Marietje Schaake zit sinds 2009 voor D66 in het Europese Parlement en maakt zich juist om deze redenen sterk voor TTIP: “Het huidige systeem is een ratjetoe van regels die vaak onnodig complex zijn, dat kost veel tijd en geld. Als die twee sets regels dichterbij elkaar gebracht en vereenvoudigd kunnen worden, kan dat Nederlandse bedrijven heel veel opleveren.”
Arbitrage
Eén van de voornaamste pijnpunten van het verdrag is de controversiële arbitrageclausule ISDS (Investor-State Dispute Settlement). Die clausule zou bedrijven in staat stellen om de regering van een land aan te klagen op het moment dat er een wet wordt aangenomen die nadelig effect kan hebben op de winst van dat bedrijf.
Deze clausules zijn niet nieuw. Oorspronkelijk waren ze bedoeld als investeringsbescherming voor bedrijven die zaken doen in landen met een instabiel politiek klimaat. Arbitragemogelijkheden maken deel uit van bijna elk investeringsverdrag. Maar volgens cijfers van het investeringstribunaal van de Wereldbank (ICSID) is het aantal aanklachten van bedrijven tegen landen de laatste jaren sterk gestegen, van 38 in 1996 naar meer dan 500 in 2012. Zo moest Mexico bijvoorbeeld 77 miljoen dollar betalen aan voedselmultinational Cargill nadat de regering een wet goedkeurde om Mexicaanse suikerboeren te beschermen tegen de geïmporteerde, goedkope zoetstoffen uit de VS.
Uitkleden
Ook voorstanders van TTIP vragen zich af in hoeverre een ISDS-clausule nodig is in dit vrijhandelsverdrag, vertelt Marietje Schaake: “Ik heb nog geen doorslaggevend argument gehoord waaruit blijkt dat ISDS noodzakelijk is. De EU en de VS zijn twee machtsblokken met goed ontwikkelde juridische structuren. Dan is zo’n arbitragecommissie niet nodig om investeerders te beschermen.”

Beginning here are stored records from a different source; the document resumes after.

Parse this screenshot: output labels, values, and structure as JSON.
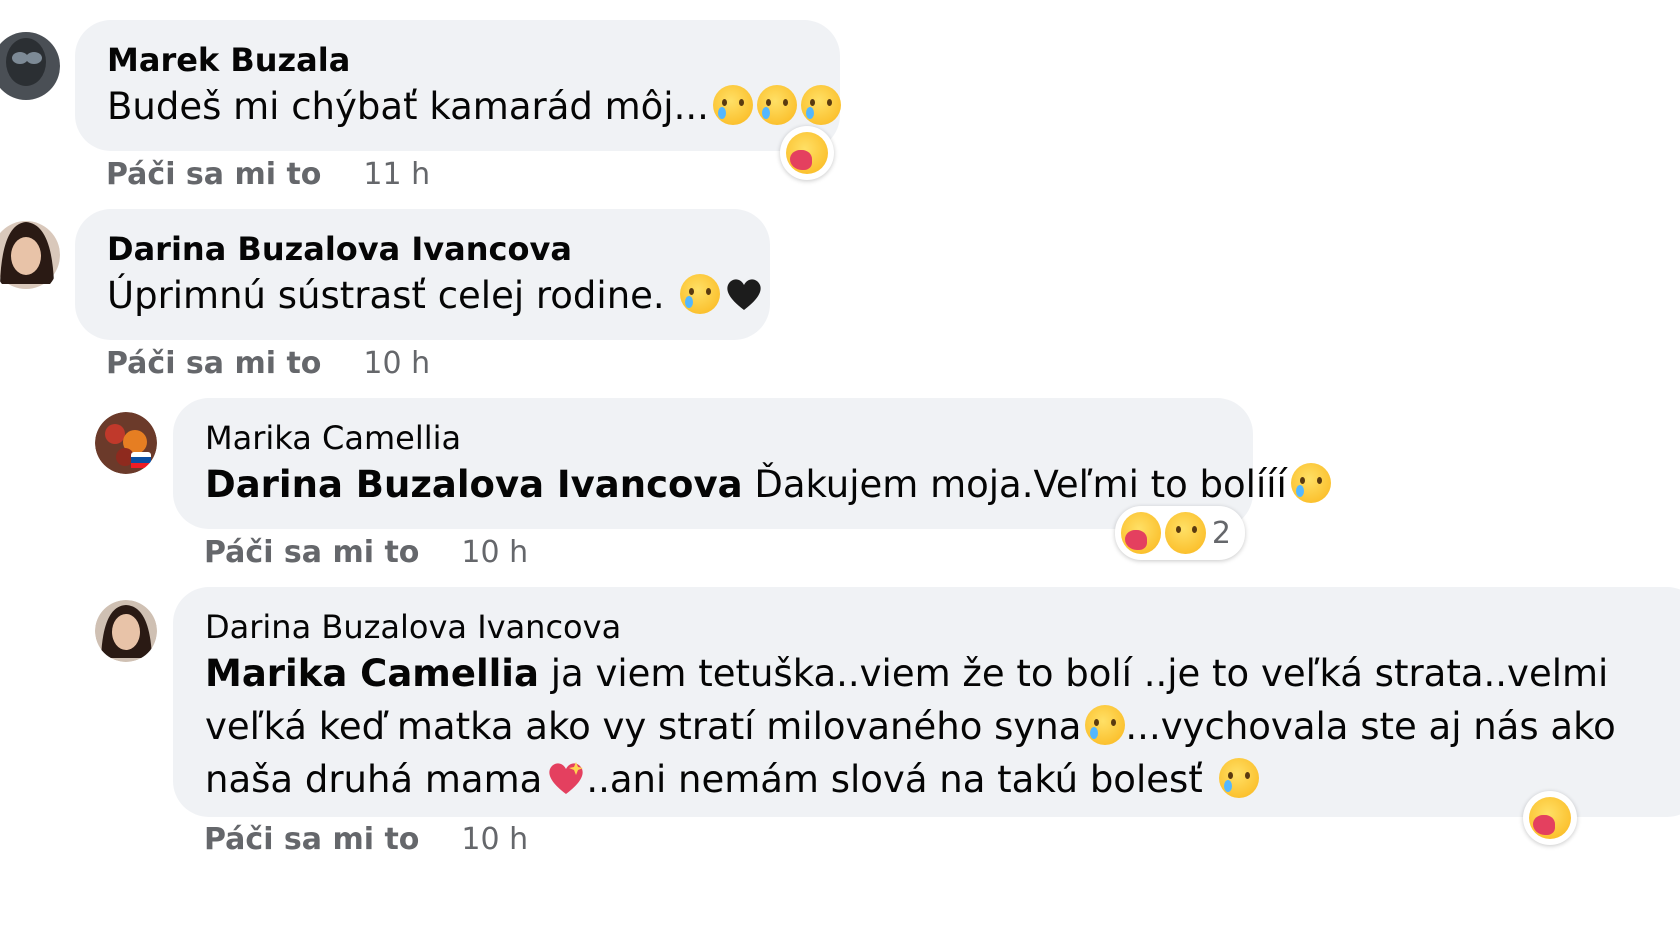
{
  "comments": [
    {
      "author": "Marek Buzala",
      "text": "Budeš mi chýbať kamarád môj...",
      "like_label": "Páči sa mi to",
      "time": "11 h"
    },
    {
      "author": "Darina Buzalova Ivancova",
      "text": "Úprimnú sústrasť celej rodine. ",
      "like_label": "Páči sa mi to",
      "time": "10 h"
    },
    {
      "author": "Marika Camellia",
      "mention": "Darina Buzalova Ivancova",
      "text": " Ďakujem moja.Veľmi to bolííí",
      "like_label": "Páči sa mi to",
      "time": "10 h",
      "reaction_count": "2"
    },
    {
      "author": "Darina Buzalova Ivancova",
      "mention": "Marika Camellia",
      "line1": " ja viem tetuška..viem že to bolí ..je to veľká strata..velmi",
      "line2a": "veľká keď matka ako vy stratí milovaného syna",
      "line2b": "...vychovala ste aj nás ako",
      "line3a": "naša druhá mama",
      "line3b": "..ani nemám slová na takú bolesť ",
      "like_label": "Páči sa mi to",
      "time": "10 h"
    }
  ],
  "colors": {
    "bubble": "#f0f2f5",
    "meta_text": "#65676b",
    "heart_dark": "#1c1c1c",
    "heart_pink": "#e4405f"
  },
  "icons": [
    "sad-cry-emoji",
    "black-heart",
    "care-reaction",
    "sad-reaction",
    "sparkling-heart"
  ]
}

Toch moeten we uitkijken TTIP niet te gaan zien als een kwade agenda van het bedrijfsleven, waarschuwt ze: “Investeringen aantrekken is heel belangrijk voor een economie en dit vrijhandelsverdrag kan ons echt heel veel opleveren. Maar als verantwoordelijk eurocommissaris Karel de Gucht opeens wel genetisch gemanipuleerde landbouwproducten in Europa toelaat, of als het verdrag niet genoeg blijkt op te leveren voor Europeanen, dan is het mijn taak als europarlementariër om in te grijpen.”